I think this is amazing. I’m glad I saw this, I do think the children should be returned however! I also think it’s funny how people assume she must have been sad knowing her fate, what made a child more wise than her elders? She grew up in a culture believing this was an honour and special. Who doesn’t like feeling special? I suspect she may have enjoyed every second and looked forward to bring with her gods.
That’s because she was probably an adult at 15 back then in those times or even older according to her people and traditions.

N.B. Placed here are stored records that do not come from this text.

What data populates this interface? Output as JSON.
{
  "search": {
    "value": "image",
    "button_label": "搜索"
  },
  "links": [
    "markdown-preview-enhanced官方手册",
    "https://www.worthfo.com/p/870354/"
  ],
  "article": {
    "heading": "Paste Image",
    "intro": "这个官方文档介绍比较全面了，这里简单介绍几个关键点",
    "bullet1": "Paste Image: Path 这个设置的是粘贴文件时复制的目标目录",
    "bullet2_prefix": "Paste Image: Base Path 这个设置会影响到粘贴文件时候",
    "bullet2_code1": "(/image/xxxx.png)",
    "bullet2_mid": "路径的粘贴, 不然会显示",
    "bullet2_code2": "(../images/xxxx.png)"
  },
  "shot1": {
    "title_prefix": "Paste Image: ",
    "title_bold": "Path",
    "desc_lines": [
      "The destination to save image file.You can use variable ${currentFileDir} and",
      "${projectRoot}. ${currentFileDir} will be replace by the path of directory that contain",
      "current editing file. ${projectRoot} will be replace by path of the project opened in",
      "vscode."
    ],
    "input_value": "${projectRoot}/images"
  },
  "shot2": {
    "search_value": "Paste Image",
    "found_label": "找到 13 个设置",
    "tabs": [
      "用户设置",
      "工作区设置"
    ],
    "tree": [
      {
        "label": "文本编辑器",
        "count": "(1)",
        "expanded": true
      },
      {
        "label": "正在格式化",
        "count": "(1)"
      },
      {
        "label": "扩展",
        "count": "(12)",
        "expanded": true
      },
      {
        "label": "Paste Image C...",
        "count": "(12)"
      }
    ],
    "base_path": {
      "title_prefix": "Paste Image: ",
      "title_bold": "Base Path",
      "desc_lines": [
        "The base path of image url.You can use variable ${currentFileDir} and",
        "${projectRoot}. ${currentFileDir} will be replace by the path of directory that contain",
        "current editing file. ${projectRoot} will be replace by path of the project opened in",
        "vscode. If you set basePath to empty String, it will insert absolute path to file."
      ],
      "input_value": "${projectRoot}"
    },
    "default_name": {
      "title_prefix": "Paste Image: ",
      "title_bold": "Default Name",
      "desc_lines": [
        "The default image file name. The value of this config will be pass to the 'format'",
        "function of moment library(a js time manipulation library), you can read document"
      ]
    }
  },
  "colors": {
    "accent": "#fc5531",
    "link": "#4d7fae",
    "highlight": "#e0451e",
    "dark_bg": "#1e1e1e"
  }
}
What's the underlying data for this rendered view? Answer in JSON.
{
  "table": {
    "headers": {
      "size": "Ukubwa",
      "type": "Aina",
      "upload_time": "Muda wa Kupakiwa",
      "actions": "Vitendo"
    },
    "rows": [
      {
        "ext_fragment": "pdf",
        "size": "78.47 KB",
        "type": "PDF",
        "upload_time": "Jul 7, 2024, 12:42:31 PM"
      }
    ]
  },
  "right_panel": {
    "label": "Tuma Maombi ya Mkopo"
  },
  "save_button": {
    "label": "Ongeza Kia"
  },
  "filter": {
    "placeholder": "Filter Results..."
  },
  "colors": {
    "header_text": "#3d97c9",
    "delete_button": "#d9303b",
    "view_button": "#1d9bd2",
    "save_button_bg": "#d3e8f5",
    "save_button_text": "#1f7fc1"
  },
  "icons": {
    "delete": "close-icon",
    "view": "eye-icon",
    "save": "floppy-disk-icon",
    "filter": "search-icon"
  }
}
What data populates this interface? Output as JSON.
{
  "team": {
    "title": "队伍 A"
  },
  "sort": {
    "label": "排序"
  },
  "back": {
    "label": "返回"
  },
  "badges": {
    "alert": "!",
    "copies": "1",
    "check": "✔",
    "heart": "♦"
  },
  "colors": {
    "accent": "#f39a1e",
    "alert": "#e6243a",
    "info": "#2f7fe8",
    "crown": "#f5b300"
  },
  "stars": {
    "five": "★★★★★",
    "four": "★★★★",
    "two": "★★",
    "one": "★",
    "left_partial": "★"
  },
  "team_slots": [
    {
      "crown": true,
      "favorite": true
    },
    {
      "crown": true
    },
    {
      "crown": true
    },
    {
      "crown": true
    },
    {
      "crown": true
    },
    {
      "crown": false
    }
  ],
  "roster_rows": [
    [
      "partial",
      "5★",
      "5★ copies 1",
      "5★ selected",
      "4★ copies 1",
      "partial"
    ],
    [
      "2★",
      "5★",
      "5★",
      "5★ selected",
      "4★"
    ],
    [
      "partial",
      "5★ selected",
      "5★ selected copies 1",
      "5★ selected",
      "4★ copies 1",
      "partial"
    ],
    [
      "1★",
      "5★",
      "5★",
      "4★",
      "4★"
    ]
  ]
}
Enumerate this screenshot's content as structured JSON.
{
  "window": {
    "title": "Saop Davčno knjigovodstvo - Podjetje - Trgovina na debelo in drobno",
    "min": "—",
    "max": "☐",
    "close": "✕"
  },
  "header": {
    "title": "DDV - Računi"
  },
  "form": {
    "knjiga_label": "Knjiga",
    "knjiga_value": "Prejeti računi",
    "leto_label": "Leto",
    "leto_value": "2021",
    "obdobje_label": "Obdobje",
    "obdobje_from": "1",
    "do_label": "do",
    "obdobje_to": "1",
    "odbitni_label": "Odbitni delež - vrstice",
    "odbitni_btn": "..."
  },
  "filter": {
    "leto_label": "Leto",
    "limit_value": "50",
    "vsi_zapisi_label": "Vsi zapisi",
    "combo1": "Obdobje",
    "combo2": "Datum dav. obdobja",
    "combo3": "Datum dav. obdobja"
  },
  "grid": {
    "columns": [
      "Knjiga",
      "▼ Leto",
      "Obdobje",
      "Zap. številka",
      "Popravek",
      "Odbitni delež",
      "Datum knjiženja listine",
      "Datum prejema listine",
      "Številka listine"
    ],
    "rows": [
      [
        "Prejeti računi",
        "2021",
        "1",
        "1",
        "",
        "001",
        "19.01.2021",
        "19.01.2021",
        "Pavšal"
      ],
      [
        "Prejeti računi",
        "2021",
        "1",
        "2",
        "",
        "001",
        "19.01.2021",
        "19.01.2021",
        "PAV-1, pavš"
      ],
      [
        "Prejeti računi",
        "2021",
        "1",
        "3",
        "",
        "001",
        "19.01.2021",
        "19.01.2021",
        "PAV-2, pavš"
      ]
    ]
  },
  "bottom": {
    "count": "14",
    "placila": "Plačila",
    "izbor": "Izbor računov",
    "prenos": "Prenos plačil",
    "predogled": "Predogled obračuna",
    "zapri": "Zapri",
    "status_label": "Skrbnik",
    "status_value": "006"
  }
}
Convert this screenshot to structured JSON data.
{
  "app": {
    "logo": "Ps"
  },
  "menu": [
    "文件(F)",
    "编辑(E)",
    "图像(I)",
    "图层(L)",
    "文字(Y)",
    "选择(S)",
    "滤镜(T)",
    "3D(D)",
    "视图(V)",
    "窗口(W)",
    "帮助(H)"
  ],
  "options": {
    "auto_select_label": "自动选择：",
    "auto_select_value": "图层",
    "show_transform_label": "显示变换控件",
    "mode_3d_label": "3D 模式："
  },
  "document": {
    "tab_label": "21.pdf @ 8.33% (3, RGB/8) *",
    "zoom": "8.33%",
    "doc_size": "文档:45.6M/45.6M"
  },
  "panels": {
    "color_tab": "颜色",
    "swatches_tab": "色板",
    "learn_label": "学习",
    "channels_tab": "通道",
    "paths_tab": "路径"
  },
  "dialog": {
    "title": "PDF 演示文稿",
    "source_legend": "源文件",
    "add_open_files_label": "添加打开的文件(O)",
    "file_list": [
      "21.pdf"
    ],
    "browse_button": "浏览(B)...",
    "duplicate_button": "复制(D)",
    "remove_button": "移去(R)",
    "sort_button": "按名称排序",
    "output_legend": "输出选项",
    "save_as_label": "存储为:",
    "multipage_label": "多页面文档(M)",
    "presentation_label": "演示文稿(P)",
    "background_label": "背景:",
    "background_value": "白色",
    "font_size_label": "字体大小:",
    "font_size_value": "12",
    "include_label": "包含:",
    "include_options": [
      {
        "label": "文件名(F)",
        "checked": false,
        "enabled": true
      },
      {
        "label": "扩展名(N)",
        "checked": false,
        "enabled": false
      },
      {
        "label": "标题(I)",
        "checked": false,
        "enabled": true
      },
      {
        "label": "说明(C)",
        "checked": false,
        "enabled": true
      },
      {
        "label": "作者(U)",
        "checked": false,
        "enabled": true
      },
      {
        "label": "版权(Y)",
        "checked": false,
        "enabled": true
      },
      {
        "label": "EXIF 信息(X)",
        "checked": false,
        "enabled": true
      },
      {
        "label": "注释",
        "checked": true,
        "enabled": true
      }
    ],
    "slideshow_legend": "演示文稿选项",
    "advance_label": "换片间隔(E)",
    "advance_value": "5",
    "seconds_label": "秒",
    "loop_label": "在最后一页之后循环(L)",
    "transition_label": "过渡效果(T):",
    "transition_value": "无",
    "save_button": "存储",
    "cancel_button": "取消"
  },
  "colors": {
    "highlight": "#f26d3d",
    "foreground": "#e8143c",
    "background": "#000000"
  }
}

Through life experience, curriculum control, personal maturity age has been modified over time up until our generation or century started putting more exaggeration and more duty to numbers than a detailed analysis on individuals singlely and collectively. hence why if you looked back in history ancient times great kings conquered empires at ages we would consider young in our times and married young but in reality according to their statements and there reality at that time they may have considered themselves adults according there time.
I first got a couple of gray hairs at 16 so it’s not unheard of. Most likely caused by stress since i was preparing to sit for the biggest exam of my life at that point. Similarly, although she was prepared for this, maybe there was underlying fear and a whole lot stress days before the date of sacrifice
Many ancient civilization made sacrifices so that they could calm the Anger of their gods or certain deities in fear that they though would destroy the world out of their anger. I think, in this case the deity was the volcanic mountain. They sacrificed the girl(maybe in recommendation from a Priest) so that the volcano God wouldn’t erupt and destroy all the lives. “Sacrifice one life to save many” is a prevelant tradition found in many ancient civilizations that practiced sacrifice for gods. This is my speculation.
Amazing preservation of the body. I have an interest in the area of child sacrifice. I am part Cherokee and I live in Ada, Oklahoma where the Chickasaw Nation is. The Chickasaws use a form of abuse which psychologically maims children. I know, because I was one of their victims in 1965. I am also part English, German, Scot, Welsh, Irish and French. In Germany, they call children like me, wunderkind. But in Ada, Oklahoma, I’m called expendable. I come from two lineages of very talented and intelligent people. For four generations we have suffered this strange abuse, and I am the first who stood up to the Chickasaws, and told publicly. I’m 63 tomorrow and I’ve been homeless for a year.